White pergi meninggalkankan kami.

Aku mengangguk. Raiyan sepertinya mengerti, dia juga akan meninggalkanku dengan Black.

Satu ruangan dengan Black membuatku senang. Tapi dengan beberapa kejadian, membuatku sedih juga.

Selama ini Black tau kematian demi kematian yang ada di keluargaku bukan sebuah kebetulan. Dia tahu dan takut untuk memberitahuku. Dan Kini dia sendiri mengatakannya. Dengan kesadarannya dia akan menghilang dariku. Bukan karena tidak lagi ada rasa untukku tapi ada rasa bersalah yang bersarang di dalam hatinya. Mengalahkan rasa rindu terhadapku.

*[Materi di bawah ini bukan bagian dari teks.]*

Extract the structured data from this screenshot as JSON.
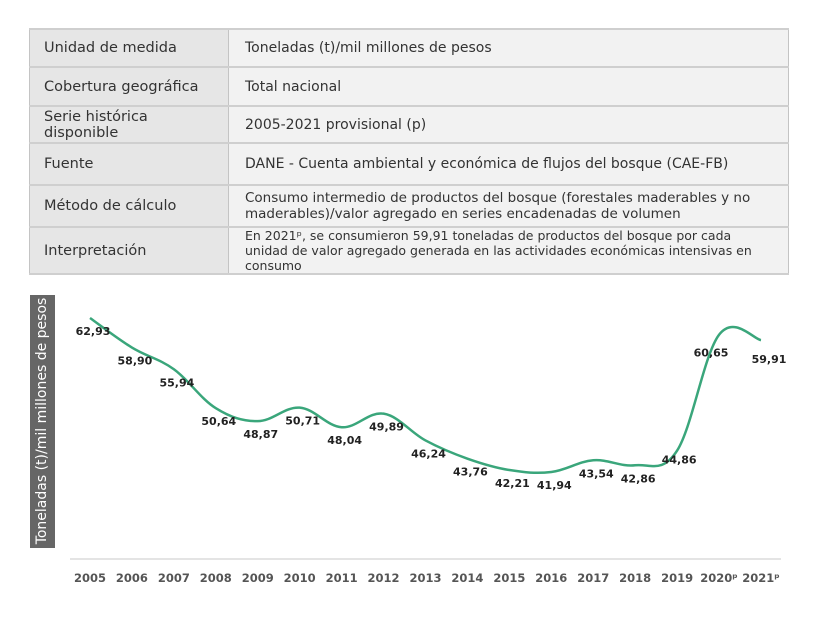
{
  "table": {
    "rows": [
      {
        "label": "Unidad de medida",
        "value": "Toneladas (t)/mil millones de pesos"
      },
      {
        "label": "Cobertura geográfica",
        "value": "Total nacional"
      },
      {
        "label": "Serie histórica disponible",
        "value": "2005-2021 provisional (p)"
      },
      {
        "label": "Fuente",
        "value": "DANE - Cuenta ambiental y económica de flujos del bosque (CAE-FB)"
      },
      {
        "label": "Método de cálculo",
        "value": "Consumo intermedio de productos del bosque (forestales maderables y no maderables)/valor agregado en series encadenadas de volumen"
      },
      {
        "label": "Interpretación",
        "value": "En 2021ᵖ, se consumieron 59,91 toneladas de productos del bosque por cada unidad de valor agregado generada en las actividades económicas intensivas en consumo"
      }
    ]
  },
  "colors": {
    "line": "#3aa67b",
    "ylabel_bg": "#666666"
  },
  "chart_data": {
    "type": "line",
    "title": "",
    "xlabel": "",
    "ylabel": "Toneladas (t)/mil millones de pesos",
    "categories": [
      "2005",
      "2006",
      "2007",
      "2008",
      "2009",
      "2010",
      "2011",
      "2012",
      "2013",
      "2014",
      "2015",
      "2016",
      "2017",
      "2018",
      "2019",
      "2020ᵖ",
      "2021ᵖ"
    ],
    "series": [
      {
        "name": "Toneladas (t)/mil millones de pesos",
        "values": [
          62.93,
          58.9,
          55.94,
          50.64,
          48.87,
          50.71,
          48.04,
          49.89,
          46.24,
          43.76,
          42.21,
          41.94,
          43.54,
          42.86,
          44.86,
          60.65,
          59.91
        ],
        "labels": [
          "62,93",
          "58,90",
          "55,94",
          "50,64",
          "48,87",
          "50,71",
          "48,04",
          "49,89",
          "46,24",
          "43,76",
          "42,21",
          "41,94",
          "43,54",
          "42,86",
          "44,86",
          "60,65",
          "59,91"
        ]
      }
    ],
    "ylim": [
      41.94,
      62.93
    ],
    "grid": false,
    "legend": "none",
    "smooth": true
  }
}
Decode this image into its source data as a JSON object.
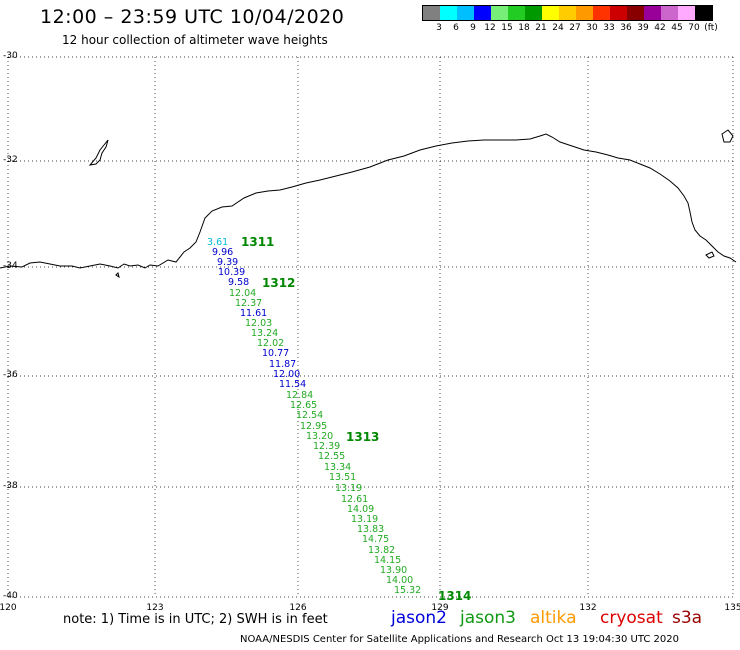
{
  "header": {
    "title": "12:00 – 23:59 UTC 10/04/2020",
    "subtitle": "12 hour collection of altimeter wave heights"
  },
  "color_scale": {
    "colors": [
      "#808080",
      "#00ffff",
      "#00bfff",
      "#0000ff",
      "#77ee77",
      "#22cc22",
      "#009900",
      "#ffff00",
      "#ffcc00",
      "#ff9900",
      "#ff3300",
      "#cc0000",
      "#880000",
      "#990099",
      "#cc66cc",
      "#ffaaff",
      "#000000"
    ],
    "labels": [
      "3",
      "6",
      "9",
      "12",
      "15",
      "18",
      "21",
      "24",
      "27",
      "30",
      "33",
      "36",
      "39",
      "42",
      "45",
      "70",
      "(ft)"
    ]
  },
  "axes": {
    "lat_labels": [
      "-30",
      "-32",
      "-34",
      "-36",
      "-38",
      "-40"
    ],
    "lon_labels": [
      "120",
      "123",
      "126",
      "129",
      "132",
      "135"
    ]
  },
  "coastline_ref": "southern-australia-coast",
  "pass_colors": {
    "jason2": "#0000cc",
    "jason3": "#22aa22",
    "cyan": "#00bbdd",
    "label": "#008800"
  },
  "passes": [
    {
      "label": "1311"
    },
    {
      "label": "1312"
    },
    {
      "label": "1313"
    },
    {
      "label": "1314"
    }
  ],
  "swh_values": [
    {
      "text": "3.61",
      "sat": "cyan"
    },
    {
      "text": "9.96",
      "sat": "jason2"
    },
    {
      "text": "9.39",
      "sat": "jason2"
    },
    {
      "text": "10.39",
      "sat": "jason2"
    },
    {
      "text": "9.58",
      "sat": "jason2"
    },
    {
      "text": "12.04",
      "sat": "jason3"
    },
    {
      "text": "12.37",
      "sat": "jason3"
    },
    {
      "text": "11.61",
      "sat": "jason2"
    },
    {
      "text": "12.03",
      "sat": "jason3"
    },
    {
      "text": "13.24",
      "sat": "jason3"
    },
    {
      "text": "12.02",
      "sat": "jason3"
    },
    {
      "text": "10.77",
      "sat": "jason2"
    },
    {
      "text": "11.87",
      "sat": "jason2"
    },
    {
      "text": "12.00",
      "sat": "jason2"
    },
    {
      "text": "11.54",
      "sat": "jason2"
    },
    {
      "text": "12.84",
      "sat": "jason3"
    },
    {
      "text": "12.65",
      "sat": "jason3"
    },
    {
      "text": "12.54",
      "sat": "jason3"
    },
    {
      "text": "12.95",
      "sat": "jason3"
    },
    {
      "text": "13.20",
      "sat": "jason3"
    },
    {
      "text": "12.39",
      "sat": "jason3"
    },
    {
      "text": "12.55",
      "sat": "jason3"
    },
    {
      "text": "13.34",
      "sat": "jason3"
    },
    {
      "text": "13.51",
      "sat": "jason3"
    },
    {
      "text": "13.19",
      "sat": "jason3"
    },
    {
      "text": "12.61",
      "sat": "jason3"
    },
    {
      "text": "14.09",
      "sat": "jason3"
    },
    {
      "text": "13.19",
      "sat": "jason3"
    },
    {
      "text": "13.83",
      "sat": "jason3"
    },
    {
      "text": "14.75",
      "sat": "jason3"
    },
    {
      "text": "13.82",
      "sat": "jason3"
    },
    {
      "text": "14.15",
      "sat": "jason3"
    },
    {
      "text": "13.90",
      "sat": "jason3"
    },
    {
      "text": "14.00",
      "sat": "jason3"
    },
    {
      "text": "15.32",
      "sat": "jason3"
    }
  ],
  "note": "note:  1) Time is in UTC;  2) SWH is in feet",
  "legend": [
    {
      "name": "jason2",
      "color": "#0000dd"
    },
    {
      "name": "jason3",
      "color": "#119911"
    },
    {
      "name": "altika",
      "color": "#ff9900"
    },
    {
      "name": "cryosat",
      "color": "#dd0000"
    },
    {
      "name": "s3a",
      "color": "#990000"
    }
  ],
  "credit": "NOAA/NESDIS Center for Satellite Applications and Research     Oct 13 19:04:30 UTC 2020"
}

Aku memiringkan tubuhku menatap Black yang berbaring tanpa ada gerakan apapun. Sejenak aku melihat air mata yang jatuh dari matanya. Ia menangis?  mengapa? karena aku? atau rasa bersalahnya padaku? atau akan menjalani hidupnya tanpaku?

Sementara aku harus apa? aku seolah kehilangan tujuan tanpa Black. Black adalah harapanku. Harapan terakhir yang ku punya. Ia adalah matahariku. Bayangan yang selalu mengikutiku.

Kehilangan orang tua memang menyakitkan apalagi saat tahu jika dibalik itu semua ada orang yang sangat berpengaruh dalam hidup. Black memang tidak melakukannya. Tapi untuk saat ini aku tidak bisa memaafkannya.